Commandment number eight tells us, “You shall not steal”. Rabbi Klein shows that stealing does not only imply taking someone else’s property. It also includes stealing ideas, and stealing the other person's identity. Rabbi Klein shows that God is the owner of all we possess and that therefore we must contribute to the community because that which we own is in the end not ours to keep. Even Bill Gates cannot live forever and therefore the rich owe the community part of what they have. Here we also comment that the eighth commandment supports the capitalist system because it implies that we own that which we earned. Earnings are only possible where private property exists and never in a police state where the government owns everything.
“You shall not bear false witness against your neighbor.” That is the ninth commandment. Rabbi Klein comments that we Jews have been the victims of those who violate the 9th Commandment every day. The liars say that “the Jews have all the money.” The liars say that “the Jews control the world.” The liars say that “the Jews stole the land of the non-existent ‘Palestinians”. In short, the anti-Jewish haters have spent years and centuries bearing false witness against us. Even as we write these words, the Arab propagandists and their friend Kerry pretend that all the world’s ills come from Israel. Yet Israel, denounced by the so-called United Nations day after day, is the direct victim of their neighbors who bear false witness against us, the Children of Israel, day after day, in all the media available to them.
Finally, the tenth commandment teaches us not to be envious of the possessions of our neighbors. “You shall not covet.” Rabbi Klein gives numerous examples of envy and resentment against the possessions of others. Resentment against achievement is a common form of violation of the tenth commandment. I have repeatedly heard people claim that the author of numerous books” ….did not write 14 books, he wrote one book fourteen times.” Or, “he succeeded in business only because he is a crook,” etc. etc. Envy, jealousy, resentment, it is all forbidden us.

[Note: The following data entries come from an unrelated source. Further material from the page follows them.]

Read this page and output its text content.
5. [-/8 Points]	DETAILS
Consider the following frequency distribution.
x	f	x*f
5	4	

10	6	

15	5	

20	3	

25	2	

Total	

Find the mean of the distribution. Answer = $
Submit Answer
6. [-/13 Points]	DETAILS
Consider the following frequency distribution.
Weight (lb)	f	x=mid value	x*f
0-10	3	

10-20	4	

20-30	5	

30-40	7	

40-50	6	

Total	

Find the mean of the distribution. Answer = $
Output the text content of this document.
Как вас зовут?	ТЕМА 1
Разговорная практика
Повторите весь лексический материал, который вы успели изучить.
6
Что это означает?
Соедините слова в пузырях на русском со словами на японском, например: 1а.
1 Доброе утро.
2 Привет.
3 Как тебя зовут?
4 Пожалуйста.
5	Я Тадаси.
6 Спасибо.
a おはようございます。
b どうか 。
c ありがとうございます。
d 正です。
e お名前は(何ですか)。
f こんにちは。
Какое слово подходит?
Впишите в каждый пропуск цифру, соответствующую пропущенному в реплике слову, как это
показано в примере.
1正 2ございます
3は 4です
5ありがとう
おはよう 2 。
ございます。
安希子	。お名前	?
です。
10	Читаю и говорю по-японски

Rabbi Klein concludes his book with the hope that whole world will accept the Decalogue as a universal code. It hasn’t happened yet. The Muslim world is devoid of all that the Ten Commandments teach. Yet, there is hope that this Shavuot, on Wednesday and Thursday, May 26 and 27, we, who gave mankind the very basis of a decent life, will remember this most important day in the history of Israel and of mankind.